About one in four respondents said that they’ve never conducted formal cybersecurity employee training

The study, PwC Canada’s 10th annual Business Insights Survey of Canadian private companies, titled Balancing digital opportunity with cybersecurity risk, found that 42% of respondents said that they’ve never conducted formal cybersecurity employee training. A total of 52% of respondents also said that “employee training related to cybersecurity is not a priority for their business.”

Respondents cited hackers (66%), former employees (41%) and competitors (32%) as their most likely sources of cyberattacks. “Today’s cybercriminals often target companies that have been slower to invest in security as a platform to launch an attack on other organizations,” said Jason Green, director in PwC’s Cyber Resilience team, in a statement. “Private companies need to assume a stronger security posture. When clients hire us to conduct security testing, we can bypass their technical security controls nearly every time.”

The cost to a business that is hacked may be measured by loss of customers, lawsuit payouts, interruption to business or reputational damage, the statement notes. “Investing in cybersecurity will pale in comparison to the costs associated with being in the middle of a large scale breach,” added David Craig, leader of PwC’s Risk Assurance Services Cybersecurity and Privacy practice.

Hackers were cited as the most likely source of cyberattacks (66%)

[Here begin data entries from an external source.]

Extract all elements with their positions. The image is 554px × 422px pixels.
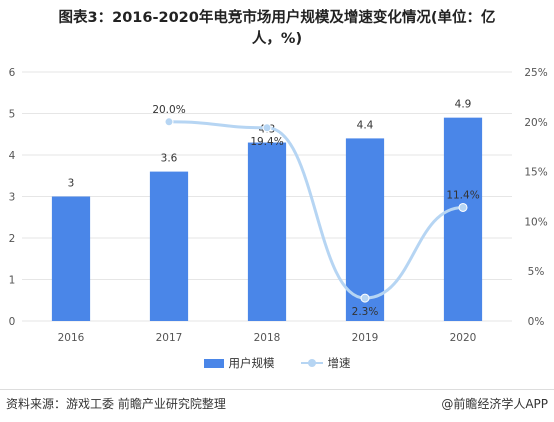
x-tick-label: 2018 (254, 332, 281, 344)
growth-value-label: 11.4% (446, 189, 479, 201)
y-left-tick-label: 5 (9, 109, 16, 121)
legend-bar-label: 用户规模 (228, 356, 275, 370)
legend-bar-swatch (203, 358, 224, 368)
chart-title-line2: 人，%) (251, 31, 303, 47)
y-right-tick-label: 5% (528, 266, 545, 278)
x-tick-label: 2020 (450, 332, 477, 344)
growth-value-label: 2.3% (352, 306, 379, 318)
y-right-tick-label: 15% (524, 167, 547, 179)
combo-chart: 01234560%5%10%15%20%25%33.64.34.44.92016… (9, 67, 548, 344)
chart-title: 图表3：2016-2020年电竞市场用户规模及增速变化情况(单位：亿 人，%) (0, 8, 554, 50)
chart-title-line1: 图表3：2016-2020年电竞市场用户规模及增速变化情况(单位：亿 (58, 10, 496, 26)
bar (51, 196, 91, 321)
y-left-tick-label: 6 (9, 67, 16, 79)
y-right-tick-label: 25% (524, 67, 547, 79)
growth-line (168, 120, 464, 300)
growth-point (164, 117, 174, 127)
source-note: 资料来源：游戏工委 前瞻产业研究院整理 (6, 397, 226, 411)
growth-point (262, 123, 272, 133)
legend-item-line: 增速 (300, 355, 351, 371)
x-tick-label: 2019 (352, 332, 379, 344)
x-tick-label: 2016 (58, 332, 85, 344)
y-right-tick-label: 20% (524, 117, 547, 129)
growth-point (360, 293, 370, 303)
bar-value-label: 4.4 (357, 119, 374, 131)
growth-value-label: 20.0% (152, 104, 185, 116)
legend-line-swatch (300, 358, 323, 368)
legend-line-label: 增速 (327, 356, 351, 370)
y-left-tick-label: 0 (9, 316, 16, 328)
legend-item-bar: 用户规模 (203, 355, 275, 371)
bar (149, 171, 189, 321)
y-left-tick-label: 3 (9, 192, 16, 204)
footer: 资料来源：游戏工委 前瞻产业研究院整理 @前瞻经济学人APP (0, 389, 554, 422)
bar-value-label: 4.9 (455, 99, 472, 111)
bar (247, 142, 287, 321)
y-right-tick-label: 0% (528, 316, 545, 328)
x-tick-label: 2017 (156, 332, 183, 344)
bar (443, 117, 483, 322)
legend: 用户规模 增速 (0, 355, 554, 371)
growth-point (458, 202, 468, 212)
bar-value-label: 3 (68, 178, 75, 190)
y-left-tick-label: 2 (9, 233, 16, 245)
y-left-tick-label: 1 (9, 275, 16, 287)
bar (345, 138, 385, 321)
growth-value-label: 19.4% (250, 136, 283, 148)
y-left-tick-label: 4 (9, 150, 16, 162)
y-right-tick-label: 10% (524, 216, 547, 228)
brand-credit: @前瞻经济学人APP (441, 397, 548, 411)
bar-value-label: 3.6 (161, 153, 178, 165)
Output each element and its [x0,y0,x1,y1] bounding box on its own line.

The report suggests that companies look at a “customized and scalable solution” that addresses a company’s specific vulnerabilities and critical information protection requirements, rather than investing in “off-the-shelf” packages. Companies should also:

• Learn where blind spots are and understand their cyber ecosystem;

• Identify the most valuable data and who has access to it;

• Train employees as the first line of defense (75% of breaches are driven by insiders);

• Implement suitable controls over the most sensitive data from the most likely means of compromise; and

• Have protocols in place that identify responsible parties in the event of a breach (49% of respondents said that if a cyber attack happened to them tomorrow, they either wouldn’t or don’t know if they would be able to respond effectively).